BREAKING! Whistleblower David Goodstein Slams Kaplan and Wins!

Cryn Johannsen

In November of 2010, I wrote about David Goodstein's suit against Kaplan. He came to me with his story about one of Kaplan's campuses in Pennsylvania. He alleged that they lured students into signing up for a surgical-technology program that literally had no end, i.e., the program could not be completed. The students were defrauded and left with mountains of debt. Goodstein, a high-ranking employee at Kaplan, was outraged by the situation, and took action. (Kaplan is owned by the Washington Post, which is one of the reasons they never write about the student lending crisis, and especially not the for-profit issue.

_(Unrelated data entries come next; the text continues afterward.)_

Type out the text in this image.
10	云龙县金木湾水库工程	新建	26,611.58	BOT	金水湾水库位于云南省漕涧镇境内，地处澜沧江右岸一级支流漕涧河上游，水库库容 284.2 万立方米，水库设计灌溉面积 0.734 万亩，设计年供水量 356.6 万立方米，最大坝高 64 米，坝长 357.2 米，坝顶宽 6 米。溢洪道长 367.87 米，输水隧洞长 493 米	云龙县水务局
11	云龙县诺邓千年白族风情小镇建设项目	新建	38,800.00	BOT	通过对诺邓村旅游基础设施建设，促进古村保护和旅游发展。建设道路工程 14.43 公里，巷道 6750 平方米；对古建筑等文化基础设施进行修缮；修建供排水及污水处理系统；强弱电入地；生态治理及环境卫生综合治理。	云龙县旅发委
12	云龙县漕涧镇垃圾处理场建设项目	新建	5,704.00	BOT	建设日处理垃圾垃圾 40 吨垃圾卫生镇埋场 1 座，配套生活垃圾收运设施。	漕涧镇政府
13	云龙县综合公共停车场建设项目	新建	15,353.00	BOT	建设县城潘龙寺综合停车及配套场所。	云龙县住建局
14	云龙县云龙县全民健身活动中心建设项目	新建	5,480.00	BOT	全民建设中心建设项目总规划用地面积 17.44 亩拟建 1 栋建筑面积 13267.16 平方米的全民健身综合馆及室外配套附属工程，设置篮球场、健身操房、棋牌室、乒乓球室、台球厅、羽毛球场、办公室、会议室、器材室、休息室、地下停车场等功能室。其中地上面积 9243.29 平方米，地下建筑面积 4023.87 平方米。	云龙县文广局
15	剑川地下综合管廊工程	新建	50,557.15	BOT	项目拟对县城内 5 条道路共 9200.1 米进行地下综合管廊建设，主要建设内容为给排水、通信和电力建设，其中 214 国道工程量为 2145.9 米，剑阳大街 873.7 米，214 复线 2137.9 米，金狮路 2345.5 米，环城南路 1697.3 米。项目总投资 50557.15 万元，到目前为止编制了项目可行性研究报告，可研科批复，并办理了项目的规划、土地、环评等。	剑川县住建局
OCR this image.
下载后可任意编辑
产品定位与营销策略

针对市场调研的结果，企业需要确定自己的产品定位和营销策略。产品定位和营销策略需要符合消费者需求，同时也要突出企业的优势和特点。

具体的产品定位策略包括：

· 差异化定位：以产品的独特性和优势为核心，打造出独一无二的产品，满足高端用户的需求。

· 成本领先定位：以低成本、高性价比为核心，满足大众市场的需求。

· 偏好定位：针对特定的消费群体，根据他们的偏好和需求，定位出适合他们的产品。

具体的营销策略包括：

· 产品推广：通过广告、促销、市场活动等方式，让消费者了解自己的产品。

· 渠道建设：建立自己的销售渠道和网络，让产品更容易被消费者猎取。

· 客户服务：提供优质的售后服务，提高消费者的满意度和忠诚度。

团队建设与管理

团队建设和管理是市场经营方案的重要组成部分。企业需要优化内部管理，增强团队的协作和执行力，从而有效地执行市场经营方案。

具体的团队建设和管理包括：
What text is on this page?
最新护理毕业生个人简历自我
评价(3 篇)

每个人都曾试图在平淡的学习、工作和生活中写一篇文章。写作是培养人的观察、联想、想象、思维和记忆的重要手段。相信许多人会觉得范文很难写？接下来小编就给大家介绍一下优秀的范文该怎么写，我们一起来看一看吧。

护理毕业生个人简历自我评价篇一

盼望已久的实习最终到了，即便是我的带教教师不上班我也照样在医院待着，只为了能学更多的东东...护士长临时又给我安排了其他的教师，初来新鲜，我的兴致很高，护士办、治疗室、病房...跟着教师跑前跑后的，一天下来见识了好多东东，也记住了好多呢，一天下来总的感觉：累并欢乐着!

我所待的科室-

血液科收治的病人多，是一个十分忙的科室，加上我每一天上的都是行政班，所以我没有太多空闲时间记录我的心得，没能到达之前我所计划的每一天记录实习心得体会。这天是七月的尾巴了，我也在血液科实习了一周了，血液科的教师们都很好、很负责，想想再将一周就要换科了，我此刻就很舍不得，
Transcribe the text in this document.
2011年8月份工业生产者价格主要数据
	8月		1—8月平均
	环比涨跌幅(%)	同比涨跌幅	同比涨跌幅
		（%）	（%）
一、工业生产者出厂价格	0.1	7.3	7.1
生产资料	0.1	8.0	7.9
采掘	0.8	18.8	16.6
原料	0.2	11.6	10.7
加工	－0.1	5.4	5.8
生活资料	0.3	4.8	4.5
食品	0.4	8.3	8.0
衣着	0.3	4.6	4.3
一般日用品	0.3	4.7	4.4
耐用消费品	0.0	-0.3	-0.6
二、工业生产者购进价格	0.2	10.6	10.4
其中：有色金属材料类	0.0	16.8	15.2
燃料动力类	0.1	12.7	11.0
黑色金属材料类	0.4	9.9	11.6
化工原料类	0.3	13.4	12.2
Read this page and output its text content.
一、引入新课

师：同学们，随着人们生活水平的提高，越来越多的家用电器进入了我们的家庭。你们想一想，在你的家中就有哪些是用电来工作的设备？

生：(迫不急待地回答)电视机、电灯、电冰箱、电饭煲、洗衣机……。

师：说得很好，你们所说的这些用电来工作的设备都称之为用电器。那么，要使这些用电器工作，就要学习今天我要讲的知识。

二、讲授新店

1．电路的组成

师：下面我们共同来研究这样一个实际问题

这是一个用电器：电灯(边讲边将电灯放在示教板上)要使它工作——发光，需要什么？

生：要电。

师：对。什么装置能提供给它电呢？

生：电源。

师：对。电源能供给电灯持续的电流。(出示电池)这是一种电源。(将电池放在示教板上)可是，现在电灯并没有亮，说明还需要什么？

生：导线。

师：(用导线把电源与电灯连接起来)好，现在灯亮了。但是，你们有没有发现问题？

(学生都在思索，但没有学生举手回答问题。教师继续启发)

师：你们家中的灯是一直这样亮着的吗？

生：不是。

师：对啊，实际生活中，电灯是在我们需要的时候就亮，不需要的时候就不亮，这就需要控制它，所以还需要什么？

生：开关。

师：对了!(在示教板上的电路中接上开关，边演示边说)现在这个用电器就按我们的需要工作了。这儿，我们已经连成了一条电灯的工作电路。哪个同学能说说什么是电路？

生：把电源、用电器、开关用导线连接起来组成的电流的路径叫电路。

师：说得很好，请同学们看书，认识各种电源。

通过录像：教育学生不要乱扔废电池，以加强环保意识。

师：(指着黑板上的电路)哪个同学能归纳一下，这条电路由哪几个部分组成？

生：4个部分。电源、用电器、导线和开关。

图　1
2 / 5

In fact, they have come out in defense of the for-profits. But why wouldn't they? The paper depends upon those profits. So their writers, like Michelle Singletary, spews out positive-thinking mumbo jumbo about paying down debt. She always likes to highlight exceptional cases in which people have paid off their debt, and fails to discuss the fact that we're dealing with a systemic crisis. Here's the problem with that - folks on the Hill turn to the WAPO for big news items. They take a glance at stories that discuss debtors who take hiking trips or who have paid down their debt. Then they think there isn't an issue, and they move on. That's why WAPO has lost its journalistic integrity, especially when it comes to adequately addressing the student lending crisis.

The U.S. Department of Justice announced today that the suit has been settled for $1.6 million. Goodstein prevailed! The official press release can be read here.


I just spoke to David again and he has agreed to answer a few questions about the case, so stay tuned for his remarks!

Here's some other bizarre news about Kaplan. Bloomberg reports that a former dean of Washington Post Co. (WPO)'s Kaplan University unit was sentenced for threatening the school and Kaplan Inc. CFO Andrew Rosen via email and on the Internet. Bennie Wilcox was sentenced to 1 year and 1 day by a federal jury in Chicago.